Sun Chemical and Windmoeller & Hoelscher (W&H) recently co-hosted a special event for brand owners, converters and designers called “Transform Your Packaging with Color.”
The event reviewed trends and showcased the impact of color on packaging for shelf standout. One goal for the occasion was to develop a real-world proof that showed the benefits of early collaboration in the design and printing process.
Bryce Corp., a flexible packaging converter based in Memphis, Tennessee, took on that challenge with the creation of Chi-Pop bags.
The packaging design of the Chi-Pop bags recognizes Chicago as the home of specialty popcorns by using the Chicago skyline as the key visual and lists production facts from each of the companies involved at the Transform Your Packaging with Color event.

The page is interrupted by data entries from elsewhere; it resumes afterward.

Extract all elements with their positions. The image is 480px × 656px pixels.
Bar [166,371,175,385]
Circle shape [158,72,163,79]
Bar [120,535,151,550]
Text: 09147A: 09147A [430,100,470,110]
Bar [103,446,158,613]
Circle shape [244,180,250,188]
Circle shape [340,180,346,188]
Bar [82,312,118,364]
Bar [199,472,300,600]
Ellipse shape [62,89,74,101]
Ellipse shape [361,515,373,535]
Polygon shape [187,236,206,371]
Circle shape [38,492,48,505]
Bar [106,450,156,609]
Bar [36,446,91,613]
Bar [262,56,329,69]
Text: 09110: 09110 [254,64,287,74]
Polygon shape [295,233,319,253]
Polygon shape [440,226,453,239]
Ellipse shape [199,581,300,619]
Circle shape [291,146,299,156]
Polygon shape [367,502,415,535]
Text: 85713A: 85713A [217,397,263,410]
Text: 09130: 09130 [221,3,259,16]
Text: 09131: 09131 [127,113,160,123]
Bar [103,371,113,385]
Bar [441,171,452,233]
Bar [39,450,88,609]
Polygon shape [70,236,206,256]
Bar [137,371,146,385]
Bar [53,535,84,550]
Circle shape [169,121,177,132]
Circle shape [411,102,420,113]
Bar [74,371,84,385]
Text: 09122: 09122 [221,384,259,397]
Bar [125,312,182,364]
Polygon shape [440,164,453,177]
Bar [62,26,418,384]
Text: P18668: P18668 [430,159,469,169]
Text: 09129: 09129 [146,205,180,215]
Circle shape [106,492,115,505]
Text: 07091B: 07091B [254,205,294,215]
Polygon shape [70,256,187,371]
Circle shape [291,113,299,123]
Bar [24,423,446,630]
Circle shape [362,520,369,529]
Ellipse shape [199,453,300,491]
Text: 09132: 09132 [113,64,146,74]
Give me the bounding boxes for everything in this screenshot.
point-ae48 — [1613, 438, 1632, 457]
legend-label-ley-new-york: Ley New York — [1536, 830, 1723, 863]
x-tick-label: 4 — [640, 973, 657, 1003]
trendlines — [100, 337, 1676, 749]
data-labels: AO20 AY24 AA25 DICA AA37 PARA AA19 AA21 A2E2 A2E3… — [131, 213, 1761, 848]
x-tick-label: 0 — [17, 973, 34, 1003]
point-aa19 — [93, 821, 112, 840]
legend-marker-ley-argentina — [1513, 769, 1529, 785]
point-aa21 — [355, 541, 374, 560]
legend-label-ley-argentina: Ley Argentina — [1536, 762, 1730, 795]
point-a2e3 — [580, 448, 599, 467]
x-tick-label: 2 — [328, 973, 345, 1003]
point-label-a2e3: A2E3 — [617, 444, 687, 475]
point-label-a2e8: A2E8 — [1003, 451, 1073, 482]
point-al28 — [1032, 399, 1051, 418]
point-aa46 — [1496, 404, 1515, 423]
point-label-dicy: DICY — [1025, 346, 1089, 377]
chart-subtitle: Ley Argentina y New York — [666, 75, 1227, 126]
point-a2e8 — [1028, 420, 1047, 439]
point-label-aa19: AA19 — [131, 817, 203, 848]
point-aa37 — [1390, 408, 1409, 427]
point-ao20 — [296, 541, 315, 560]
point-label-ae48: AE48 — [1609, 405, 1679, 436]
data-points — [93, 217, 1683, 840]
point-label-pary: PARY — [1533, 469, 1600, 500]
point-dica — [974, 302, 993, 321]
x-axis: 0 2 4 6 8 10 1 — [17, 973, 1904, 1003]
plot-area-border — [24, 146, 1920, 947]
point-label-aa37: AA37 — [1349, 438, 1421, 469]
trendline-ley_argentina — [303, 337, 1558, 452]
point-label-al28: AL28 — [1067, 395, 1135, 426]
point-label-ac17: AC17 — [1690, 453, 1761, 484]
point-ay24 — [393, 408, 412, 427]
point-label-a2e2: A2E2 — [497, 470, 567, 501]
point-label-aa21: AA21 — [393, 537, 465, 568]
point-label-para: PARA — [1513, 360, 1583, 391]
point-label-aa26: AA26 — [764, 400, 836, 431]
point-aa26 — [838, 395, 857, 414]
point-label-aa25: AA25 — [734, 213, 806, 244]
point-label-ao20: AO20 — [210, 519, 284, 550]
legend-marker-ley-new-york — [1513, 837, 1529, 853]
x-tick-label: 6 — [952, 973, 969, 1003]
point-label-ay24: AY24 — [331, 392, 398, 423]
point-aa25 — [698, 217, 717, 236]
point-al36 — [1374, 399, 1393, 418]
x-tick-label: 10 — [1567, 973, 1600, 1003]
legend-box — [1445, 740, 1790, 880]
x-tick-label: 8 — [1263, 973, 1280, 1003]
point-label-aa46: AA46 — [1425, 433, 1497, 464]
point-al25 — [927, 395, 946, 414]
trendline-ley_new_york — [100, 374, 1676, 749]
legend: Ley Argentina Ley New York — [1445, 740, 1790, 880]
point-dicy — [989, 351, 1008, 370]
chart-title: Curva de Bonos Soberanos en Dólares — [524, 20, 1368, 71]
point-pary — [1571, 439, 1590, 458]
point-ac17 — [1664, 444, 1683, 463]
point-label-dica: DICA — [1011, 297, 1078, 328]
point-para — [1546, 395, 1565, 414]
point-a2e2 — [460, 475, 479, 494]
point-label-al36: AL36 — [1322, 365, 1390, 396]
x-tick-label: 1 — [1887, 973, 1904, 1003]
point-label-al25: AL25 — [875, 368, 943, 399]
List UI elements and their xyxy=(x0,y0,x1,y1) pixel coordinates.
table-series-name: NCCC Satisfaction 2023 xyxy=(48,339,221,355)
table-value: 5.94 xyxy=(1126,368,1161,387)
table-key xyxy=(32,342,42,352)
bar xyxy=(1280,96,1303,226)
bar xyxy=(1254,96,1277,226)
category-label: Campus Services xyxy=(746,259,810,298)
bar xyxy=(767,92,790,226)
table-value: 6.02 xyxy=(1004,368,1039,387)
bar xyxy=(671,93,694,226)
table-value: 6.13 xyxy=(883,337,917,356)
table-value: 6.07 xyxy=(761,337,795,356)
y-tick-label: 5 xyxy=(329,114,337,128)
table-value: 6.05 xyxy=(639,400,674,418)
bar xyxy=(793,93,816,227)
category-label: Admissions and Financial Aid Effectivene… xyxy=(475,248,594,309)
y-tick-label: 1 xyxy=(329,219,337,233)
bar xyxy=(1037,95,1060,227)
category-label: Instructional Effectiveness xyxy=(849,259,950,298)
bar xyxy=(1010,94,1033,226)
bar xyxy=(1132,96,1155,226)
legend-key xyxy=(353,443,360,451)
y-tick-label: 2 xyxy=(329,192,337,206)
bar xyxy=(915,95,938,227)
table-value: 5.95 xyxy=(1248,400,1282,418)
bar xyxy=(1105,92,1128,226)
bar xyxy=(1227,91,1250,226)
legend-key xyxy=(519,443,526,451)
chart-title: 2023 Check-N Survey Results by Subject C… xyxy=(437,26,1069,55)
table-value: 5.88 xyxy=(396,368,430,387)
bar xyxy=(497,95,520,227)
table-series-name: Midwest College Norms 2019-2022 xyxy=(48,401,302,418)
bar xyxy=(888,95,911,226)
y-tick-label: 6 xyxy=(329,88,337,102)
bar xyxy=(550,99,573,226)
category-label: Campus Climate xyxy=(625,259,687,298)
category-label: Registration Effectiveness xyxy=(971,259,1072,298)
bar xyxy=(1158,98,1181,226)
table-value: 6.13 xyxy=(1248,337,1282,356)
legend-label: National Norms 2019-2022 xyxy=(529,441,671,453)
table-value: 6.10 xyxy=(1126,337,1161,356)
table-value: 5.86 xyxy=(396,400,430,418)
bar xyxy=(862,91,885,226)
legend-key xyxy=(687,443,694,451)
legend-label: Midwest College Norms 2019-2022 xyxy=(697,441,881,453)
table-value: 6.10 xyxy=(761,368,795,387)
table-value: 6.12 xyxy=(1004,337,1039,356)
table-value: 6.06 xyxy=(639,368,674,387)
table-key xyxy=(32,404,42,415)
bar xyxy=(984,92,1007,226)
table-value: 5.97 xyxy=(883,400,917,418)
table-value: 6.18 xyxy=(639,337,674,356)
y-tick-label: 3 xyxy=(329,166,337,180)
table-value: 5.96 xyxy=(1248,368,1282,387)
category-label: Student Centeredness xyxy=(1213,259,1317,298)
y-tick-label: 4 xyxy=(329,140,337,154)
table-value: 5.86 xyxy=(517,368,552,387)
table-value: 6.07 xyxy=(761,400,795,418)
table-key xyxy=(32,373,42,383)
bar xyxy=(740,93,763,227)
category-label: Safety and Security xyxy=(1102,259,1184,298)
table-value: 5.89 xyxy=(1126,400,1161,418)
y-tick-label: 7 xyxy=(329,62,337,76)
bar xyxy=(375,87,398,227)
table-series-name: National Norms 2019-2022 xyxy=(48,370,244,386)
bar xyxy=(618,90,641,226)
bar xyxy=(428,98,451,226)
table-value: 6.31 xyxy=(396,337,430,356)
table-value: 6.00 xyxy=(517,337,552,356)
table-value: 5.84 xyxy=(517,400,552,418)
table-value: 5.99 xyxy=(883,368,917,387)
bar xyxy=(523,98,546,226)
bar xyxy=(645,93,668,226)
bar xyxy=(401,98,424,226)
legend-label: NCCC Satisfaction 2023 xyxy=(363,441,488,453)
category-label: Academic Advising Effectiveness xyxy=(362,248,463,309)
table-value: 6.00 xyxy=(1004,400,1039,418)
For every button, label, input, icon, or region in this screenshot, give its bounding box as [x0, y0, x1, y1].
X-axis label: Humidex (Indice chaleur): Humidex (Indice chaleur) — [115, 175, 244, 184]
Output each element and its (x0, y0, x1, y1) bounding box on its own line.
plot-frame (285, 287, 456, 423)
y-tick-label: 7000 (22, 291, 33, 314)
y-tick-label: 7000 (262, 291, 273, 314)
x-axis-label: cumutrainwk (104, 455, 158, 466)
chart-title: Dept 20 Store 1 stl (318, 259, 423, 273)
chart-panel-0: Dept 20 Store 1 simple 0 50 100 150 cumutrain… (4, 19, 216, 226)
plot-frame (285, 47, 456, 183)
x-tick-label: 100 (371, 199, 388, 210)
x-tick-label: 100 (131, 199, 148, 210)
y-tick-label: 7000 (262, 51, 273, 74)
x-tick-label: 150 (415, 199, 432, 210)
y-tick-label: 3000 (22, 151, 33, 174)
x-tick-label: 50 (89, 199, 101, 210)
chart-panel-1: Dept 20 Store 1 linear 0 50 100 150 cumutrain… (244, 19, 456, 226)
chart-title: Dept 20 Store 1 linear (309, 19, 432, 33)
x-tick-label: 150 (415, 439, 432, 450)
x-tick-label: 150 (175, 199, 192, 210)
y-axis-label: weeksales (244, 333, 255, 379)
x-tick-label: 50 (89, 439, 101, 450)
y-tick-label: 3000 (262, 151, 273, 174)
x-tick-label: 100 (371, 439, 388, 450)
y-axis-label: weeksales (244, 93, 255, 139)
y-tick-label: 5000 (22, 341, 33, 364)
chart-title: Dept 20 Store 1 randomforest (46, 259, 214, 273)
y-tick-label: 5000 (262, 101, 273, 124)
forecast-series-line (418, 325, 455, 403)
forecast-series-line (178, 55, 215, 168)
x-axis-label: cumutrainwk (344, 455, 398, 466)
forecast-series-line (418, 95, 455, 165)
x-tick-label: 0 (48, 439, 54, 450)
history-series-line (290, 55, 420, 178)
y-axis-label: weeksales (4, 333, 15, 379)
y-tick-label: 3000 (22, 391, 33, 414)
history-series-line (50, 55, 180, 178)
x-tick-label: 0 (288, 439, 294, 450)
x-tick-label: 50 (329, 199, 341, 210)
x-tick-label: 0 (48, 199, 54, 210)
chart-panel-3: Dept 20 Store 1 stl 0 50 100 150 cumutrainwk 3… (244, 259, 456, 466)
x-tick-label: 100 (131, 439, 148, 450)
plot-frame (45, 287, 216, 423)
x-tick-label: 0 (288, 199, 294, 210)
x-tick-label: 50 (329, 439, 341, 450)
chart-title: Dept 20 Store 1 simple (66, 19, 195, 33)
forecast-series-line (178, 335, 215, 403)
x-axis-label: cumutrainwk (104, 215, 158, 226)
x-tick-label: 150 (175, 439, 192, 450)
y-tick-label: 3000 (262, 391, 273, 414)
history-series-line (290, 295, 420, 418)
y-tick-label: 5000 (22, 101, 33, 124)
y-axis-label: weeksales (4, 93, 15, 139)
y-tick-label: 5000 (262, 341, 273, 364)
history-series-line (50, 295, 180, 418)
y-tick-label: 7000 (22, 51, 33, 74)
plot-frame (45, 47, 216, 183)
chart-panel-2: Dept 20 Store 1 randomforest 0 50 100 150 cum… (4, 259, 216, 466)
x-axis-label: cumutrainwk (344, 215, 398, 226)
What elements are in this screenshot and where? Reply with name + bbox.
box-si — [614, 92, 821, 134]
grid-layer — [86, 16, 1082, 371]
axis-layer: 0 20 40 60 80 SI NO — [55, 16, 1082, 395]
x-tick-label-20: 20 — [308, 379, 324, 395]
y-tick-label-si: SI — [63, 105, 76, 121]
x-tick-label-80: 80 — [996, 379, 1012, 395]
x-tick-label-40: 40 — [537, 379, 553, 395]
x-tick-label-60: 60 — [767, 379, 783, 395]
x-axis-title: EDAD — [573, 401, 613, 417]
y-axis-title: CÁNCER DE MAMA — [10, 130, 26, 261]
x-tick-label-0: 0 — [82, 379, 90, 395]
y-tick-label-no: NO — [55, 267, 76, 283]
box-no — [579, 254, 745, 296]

Produced using a W&H VISTAFLEX and expanded color gamut at Bryce Corp., the Chi-Pop bags were reverse printed on OPP film three across. A metallized OPP on the backside was also added using an extrusion laminator.
Most importantly, the colors and effects desired were achieved on the first test run. John Hite, the director of Printing Technologies and Pre-press at Bryce Corp., credits the success of achieving the required color targets on the first pull to “early collaboration.”
“From the outset of this project, there was a direct line of communication between the design/concept group, the tonal separations group, the ink company, the press manufacturer and printer/converter,” Hite says. “As soon as there was a concept design, we engaged as a team to address concerns. What are the capabilities of the inks? We knew what the printer concerns were before we went to press. The group collaborating together early in the process allowed us to set proper expectations upfront.”
In the case of the Chi-Pop bags, the early collaboration paid dividends in a variety of ways. For example, the color-shifting inks on the bags presented a unique challenge that had to be overcome. A trial was needed to explore what conditions were needed to make sure the backing material on the substrate was effective.
The original photography used for the design was changed because the separator developed a different image to better accomplish the original intent of the design. Since all the bags needed to have metallics on them, there were some important recommendations made by Bryce Corp. to help those metallics “pop.”
This type of collaboration led to color being achieved easily, matched proofs and expectations being reached on the first print run.
“It is important to know whether a package’s design elements are achievable. Once it is on the press, it is too late if it doesn’t work right,” Hite says. “There are always limitations no matter what print process is used. Collaboration is the key. We do ourselves an injustice if we don’t know the limitations of the printing process. Using our knowledge early as a team is truly a ‘win-win’ situation. Our Chi-Pop bags are a good example of the benefits of early collaboration.”